Ha poi aggiunto: “Va fatta chiarezza: ad oggi non è mai stato nemmeno ipotizzato su nessun tavolo che l'ospedale di San Giovanni Bianco possa chiudere. Allo stesso tempo dobbiamo pretendere di avere una struttura che sia in grado di erogare i servizi di un ospedale di base. Lo abbiamo chiesto con forza all'unanimità negli innumerevoli appelli e delibere votati da tutti i sindaci. In un momento in cui si sta riscrivendo la legge sanitaria regionale, dobbiamo cogliere l'occasione per inserire vincoli e paletti che obblighino le aziende ospedaliere a garantire i servizi necessari ai cittadini di tutti i territori, anche quelli periferici come il nostro”.

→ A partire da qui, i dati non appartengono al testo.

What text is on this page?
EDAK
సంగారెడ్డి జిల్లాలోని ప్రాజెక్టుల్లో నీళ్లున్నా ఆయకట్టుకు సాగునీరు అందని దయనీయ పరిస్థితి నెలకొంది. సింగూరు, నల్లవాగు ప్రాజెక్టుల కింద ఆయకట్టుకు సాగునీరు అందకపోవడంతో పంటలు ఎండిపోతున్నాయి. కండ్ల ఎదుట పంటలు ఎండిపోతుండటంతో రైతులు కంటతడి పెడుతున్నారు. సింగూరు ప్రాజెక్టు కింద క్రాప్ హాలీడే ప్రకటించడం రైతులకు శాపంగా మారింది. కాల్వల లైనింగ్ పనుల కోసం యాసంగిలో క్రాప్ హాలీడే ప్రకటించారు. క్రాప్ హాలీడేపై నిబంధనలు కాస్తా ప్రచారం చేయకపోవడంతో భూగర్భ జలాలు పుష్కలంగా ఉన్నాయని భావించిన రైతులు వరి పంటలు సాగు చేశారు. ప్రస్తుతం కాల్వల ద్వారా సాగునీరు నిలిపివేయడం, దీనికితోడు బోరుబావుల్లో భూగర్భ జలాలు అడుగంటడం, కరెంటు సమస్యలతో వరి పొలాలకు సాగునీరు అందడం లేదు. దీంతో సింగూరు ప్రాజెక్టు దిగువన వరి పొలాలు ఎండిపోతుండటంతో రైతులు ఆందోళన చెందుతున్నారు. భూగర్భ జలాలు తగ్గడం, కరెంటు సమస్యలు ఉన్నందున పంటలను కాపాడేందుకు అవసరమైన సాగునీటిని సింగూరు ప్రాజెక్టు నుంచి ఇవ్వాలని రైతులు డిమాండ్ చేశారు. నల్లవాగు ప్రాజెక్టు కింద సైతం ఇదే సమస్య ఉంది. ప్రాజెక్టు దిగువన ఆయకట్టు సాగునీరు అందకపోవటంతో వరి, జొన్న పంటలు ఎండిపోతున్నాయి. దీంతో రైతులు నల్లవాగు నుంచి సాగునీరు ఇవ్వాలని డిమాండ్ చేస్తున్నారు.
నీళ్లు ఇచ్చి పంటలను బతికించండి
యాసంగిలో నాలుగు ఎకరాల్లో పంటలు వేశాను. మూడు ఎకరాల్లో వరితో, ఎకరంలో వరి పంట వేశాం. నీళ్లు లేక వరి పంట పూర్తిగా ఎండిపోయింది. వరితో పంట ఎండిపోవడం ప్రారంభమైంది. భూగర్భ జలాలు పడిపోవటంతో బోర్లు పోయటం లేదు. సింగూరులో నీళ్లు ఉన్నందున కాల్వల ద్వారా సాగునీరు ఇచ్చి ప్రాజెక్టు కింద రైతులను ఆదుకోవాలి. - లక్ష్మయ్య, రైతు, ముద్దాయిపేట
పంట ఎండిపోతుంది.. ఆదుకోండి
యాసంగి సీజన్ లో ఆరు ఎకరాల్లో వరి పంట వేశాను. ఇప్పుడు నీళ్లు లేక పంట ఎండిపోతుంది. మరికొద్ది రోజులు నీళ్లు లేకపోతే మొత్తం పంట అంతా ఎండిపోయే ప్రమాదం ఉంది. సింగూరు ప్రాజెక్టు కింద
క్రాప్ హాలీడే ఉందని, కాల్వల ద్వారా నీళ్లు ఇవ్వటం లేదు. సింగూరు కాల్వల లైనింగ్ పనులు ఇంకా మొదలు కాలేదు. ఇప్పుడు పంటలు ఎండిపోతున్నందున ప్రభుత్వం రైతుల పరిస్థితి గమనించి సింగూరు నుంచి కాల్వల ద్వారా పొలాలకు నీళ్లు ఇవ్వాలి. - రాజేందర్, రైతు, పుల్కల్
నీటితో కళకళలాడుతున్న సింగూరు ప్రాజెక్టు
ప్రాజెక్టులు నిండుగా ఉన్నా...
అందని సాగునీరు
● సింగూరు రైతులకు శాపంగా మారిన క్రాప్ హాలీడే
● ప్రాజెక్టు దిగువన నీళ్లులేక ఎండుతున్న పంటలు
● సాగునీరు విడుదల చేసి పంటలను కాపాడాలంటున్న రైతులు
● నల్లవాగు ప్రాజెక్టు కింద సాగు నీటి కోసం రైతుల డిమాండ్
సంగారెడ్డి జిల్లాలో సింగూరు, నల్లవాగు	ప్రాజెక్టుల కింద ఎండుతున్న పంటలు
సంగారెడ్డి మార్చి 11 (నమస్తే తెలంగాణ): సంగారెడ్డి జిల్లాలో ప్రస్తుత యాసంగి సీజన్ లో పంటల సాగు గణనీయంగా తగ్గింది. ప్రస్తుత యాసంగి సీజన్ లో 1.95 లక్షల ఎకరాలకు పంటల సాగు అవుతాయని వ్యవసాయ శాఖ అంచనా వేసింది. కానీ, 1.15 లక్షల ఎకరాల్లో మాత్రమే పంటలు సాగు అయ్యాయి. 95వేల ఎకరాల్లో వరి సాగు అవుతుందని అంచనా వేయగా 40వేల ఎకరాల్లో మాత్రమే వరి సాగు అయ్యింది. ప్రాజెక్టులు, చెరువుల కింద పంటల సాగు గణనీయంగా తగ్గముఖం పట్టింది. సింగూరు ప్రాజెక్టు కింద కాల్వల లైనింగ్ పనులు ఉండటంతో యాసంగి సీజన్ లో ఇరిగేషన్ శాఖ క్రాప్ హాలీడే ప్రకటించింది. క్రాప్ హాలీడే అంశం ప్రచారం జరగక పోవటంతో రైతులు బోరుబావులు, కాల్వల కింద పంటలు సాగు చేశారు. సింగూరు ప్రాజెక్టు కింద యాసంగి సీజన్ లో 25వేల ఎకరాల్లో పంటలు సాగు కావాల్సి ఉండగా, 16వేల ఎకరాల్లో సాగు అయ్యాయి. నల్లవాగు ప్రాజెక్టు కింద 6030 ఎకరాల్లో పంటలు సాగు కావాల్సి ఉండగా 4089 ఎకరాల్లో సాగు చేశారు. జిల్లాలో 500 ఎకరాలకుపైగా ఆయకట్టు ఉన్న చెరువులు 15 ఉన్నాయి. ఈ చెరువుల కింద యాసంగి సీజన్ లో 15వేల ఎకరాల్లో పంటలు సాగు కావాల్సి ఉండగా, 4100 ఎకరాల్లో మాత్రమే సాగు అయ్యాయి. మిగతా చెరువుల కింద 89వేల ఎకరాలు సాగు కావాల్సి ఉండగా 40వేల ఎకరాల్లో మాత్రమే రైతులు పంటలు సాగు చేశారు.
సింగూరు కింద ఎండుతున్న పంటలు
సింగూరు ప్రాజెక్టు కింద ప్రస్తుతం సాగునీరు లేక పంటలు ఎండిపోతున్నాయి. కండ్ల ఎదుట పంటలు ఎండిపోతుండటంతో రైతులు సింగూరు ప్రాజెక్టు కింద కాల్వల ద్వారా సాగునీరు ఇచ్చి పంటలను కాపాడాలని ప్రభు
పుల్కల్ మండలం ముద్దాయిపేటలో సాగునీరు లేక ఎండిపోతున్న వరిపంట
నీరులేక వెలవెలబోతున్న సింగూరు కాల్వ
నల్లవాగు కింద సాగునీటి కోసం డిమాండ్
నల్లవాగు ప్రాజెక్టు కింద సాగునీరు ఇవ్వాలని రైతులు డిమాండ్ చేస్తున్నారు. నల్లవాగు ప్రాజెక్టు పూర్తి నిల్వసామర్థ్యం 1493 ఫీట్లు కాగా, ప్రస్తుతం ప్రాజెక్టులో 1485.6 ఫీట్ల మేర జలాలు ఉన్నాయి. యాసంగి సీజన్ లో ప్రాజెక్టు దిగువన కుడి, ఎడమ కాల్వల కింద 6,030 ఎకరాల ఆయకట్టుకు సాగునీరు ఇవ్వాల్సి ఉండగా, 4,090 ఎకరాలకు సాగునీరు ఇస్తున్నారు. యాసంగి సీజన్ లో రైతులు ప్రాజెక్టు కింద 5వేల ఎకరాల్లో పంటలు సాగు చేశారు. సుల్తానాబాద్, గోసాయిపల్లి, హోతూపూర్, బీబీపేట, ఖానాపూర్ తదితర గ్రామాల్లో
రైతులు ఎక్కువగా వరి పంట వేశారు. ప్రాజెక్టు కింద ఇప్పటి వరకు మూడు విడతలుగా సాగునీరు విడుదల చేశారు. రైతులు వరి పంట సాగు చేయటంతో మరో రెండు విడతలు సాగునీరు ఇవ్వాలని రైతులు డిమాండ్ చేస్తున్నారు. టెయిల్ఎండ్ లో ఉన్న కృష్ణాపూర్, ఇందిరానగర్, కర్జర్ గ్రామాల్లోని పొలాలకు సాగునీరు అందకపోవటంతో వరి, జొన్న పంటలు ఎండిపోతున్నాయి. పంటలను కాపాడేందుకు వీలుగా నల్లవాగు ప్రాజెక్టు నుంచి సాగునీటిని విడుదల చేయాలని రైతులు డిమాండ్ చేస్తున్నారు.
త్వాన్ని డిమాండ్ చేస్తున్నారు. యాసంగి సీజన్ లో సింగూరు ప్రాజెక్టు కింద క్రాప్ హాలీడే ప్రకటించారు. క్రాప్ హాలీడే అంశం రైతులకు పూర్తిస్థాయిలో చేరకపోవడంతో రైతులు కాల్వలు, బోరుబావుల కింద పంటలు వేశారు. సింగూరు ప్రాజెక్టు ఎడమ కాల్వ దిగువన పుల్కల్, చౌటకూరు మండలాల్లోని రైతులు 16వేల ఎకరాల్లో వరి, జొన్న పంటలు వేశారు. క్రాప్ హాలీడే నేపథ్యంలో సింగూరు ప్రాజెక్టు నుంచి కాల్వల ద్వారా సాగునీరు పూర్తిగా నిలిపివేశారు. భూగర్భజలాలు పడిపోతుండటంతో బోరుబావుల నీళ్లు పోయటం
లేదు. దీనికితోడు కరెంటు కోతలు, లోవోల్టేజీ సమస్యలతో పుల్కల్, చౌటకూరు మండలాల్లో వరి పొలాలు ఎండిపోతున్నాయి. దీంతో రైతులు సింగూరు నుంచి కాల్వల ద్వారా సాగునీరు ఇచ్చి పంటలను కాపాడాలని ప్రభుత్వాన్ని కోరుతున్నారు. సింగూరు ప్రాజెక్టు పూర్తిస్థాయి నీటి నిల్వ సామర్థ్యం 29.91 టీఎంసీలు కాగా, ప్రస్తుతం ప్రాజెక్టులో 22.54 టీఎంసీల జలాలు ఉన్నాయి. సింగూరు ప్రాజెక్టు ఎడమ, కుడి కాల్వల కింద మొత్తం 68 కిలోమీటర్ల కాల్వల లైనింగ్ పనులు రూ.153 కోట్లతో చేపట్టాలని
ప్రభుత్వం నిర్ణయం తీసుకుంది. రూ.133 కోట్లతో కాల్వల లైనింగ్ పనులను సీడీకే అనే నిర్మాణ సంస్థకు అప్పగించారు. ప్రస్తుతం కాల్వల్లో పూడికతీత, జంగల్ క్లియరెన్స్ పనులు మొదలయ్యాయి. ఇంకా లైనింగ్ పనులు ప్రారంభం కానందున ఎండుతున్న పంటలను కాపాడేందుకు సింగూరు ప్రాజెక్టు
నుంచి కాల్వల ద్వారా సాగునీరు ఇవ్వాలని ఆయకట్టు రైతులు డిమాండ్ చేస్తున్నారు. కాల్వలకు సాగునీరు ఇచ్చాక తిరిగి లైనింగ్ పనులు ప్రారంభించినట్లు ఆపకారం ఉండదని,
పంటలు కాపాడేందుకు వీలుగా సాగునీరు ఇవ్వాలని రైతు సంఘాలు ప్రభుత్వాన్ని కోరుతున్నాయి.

A nome dei trentasette sindaci ha preso infine la parola Jonathan Lobati, presidente della Comunità Montana Valle Brembana e primo cittadino di Lenna. “Chiaro che, se siamo ancora qui a cinque anni di distanza, le cose non sono andate come speravamo – ha concluso – Ed è chiaro che quanto successo poco fa (l'interruzione non autorizzata, ndr) sia la testimonianza di questa disillusione, tristezza e rammarico per il nostro ospedale, fondamentale per il territorio della nostra valle. Non chiediamo potenziamenti, chiediamo che quello che viene fatto in altri territori venga fatto anche in Valle Brembana, perché prima di essere numeri siamo de pazienti. Questa volta non ci fermeremo, continueremo, chiederemo a Regione, che qualche soldo l'ha messo negli anni, va detto, di mantenere le promesse fatte. Noi ci siamo e continueremo a batterci: questo vi dico a nome mio e dei sindaci qui presenti. Il territorio non ha colori politici, ha un solo colore: quello della difesa dell'Ospedale di San Giovanni Bianco”.

Mentre il corteo di persone – scoraggiato forse, ma tenace come solo i bergamaschi sanno essere – si disperdeva, qualcuno aveva già un'idea chiara sul futuro: “Se non basta San Giovanni Bianco – ha affermato un manifestante – allora andremo a Roma”.